Esta imagen moderadamente favorable de la actuación del Ejecutivo no es solo patrimonio de Sánchez, sino que se extiende en buena medida a los gobiernos autonómicos de diferente signo. Según el CIS, los ciudadanos también valoran muy positivamente la gestión de las presidencias autonómicas en 2022, predominando una valoración ampliamente positiva, con solo tres excepciones: Madrid, Cantabria y Extremadura. Es en Madrid donde las opiniones resultan más controvertidas. Isabel Díaz Ayuso es la presidenta cuya gestión genera más entusiasmo, pero también mayor rechazo: uno de cada tres madrileños la juzga muy mal. También es en Madrid donde se aprecia más la debilidad de la oposición: es donde mayor es la distancia en la intención de voto al PSOE en las generales respecto a las autonómicas.

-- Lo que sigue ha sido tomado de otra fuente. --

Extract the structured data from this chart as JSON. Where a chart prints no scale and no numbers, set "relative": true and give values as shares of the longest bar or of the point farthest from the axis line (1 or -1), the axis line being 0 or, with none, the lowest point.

Este cuadro de estabilidad política casa mal con ese retrato de política de trincheras, en donde cada día parece librarse un Vietnam. Aquel, antes que este, será el escenario de fondo en que se desarrollará el próximo ciclo electoral. No cabe deducir de él simple continuismo. Al contrario, en muchos casos, como el de Sánchez, la supervivencia de las mayorías (o minorías) de gobierno dependerá de un margen estrecho de movimientos. Pero sí sugiere descartar grandes realineamientos u olas de cambio, a diferencia de lo que vino ocurriendo en la pasada década.

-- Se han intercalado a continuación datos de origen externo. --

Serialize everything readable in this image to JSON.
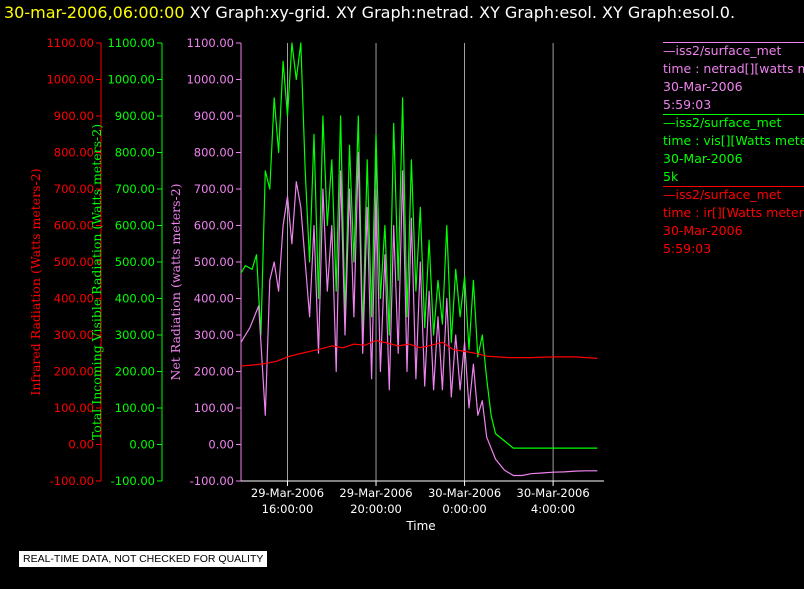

En tiempos de personalización intensa, el liderazgo personalista de Sánchez y la mayoría de las presidencias autonómicas ha resultado eficaz hasta ahora para mantener la lealtad de sus votantes y de quienes los prefieren como gobernantes. A menudo, a costa de ganar nuevos apoyos de electores menos convencidos. Cabe preguntarse si resultará sostenible esta fórmula ante una ciudadanía menos polarizada que las estrategias políticas que sus representantes le aplican y si el discurso de la oposición, basado en la deslegitimación de las coaliciones plurales, tiene más recorrido que la pura melancolía por los tiempos pasados de un bipartidismo más aparente que real.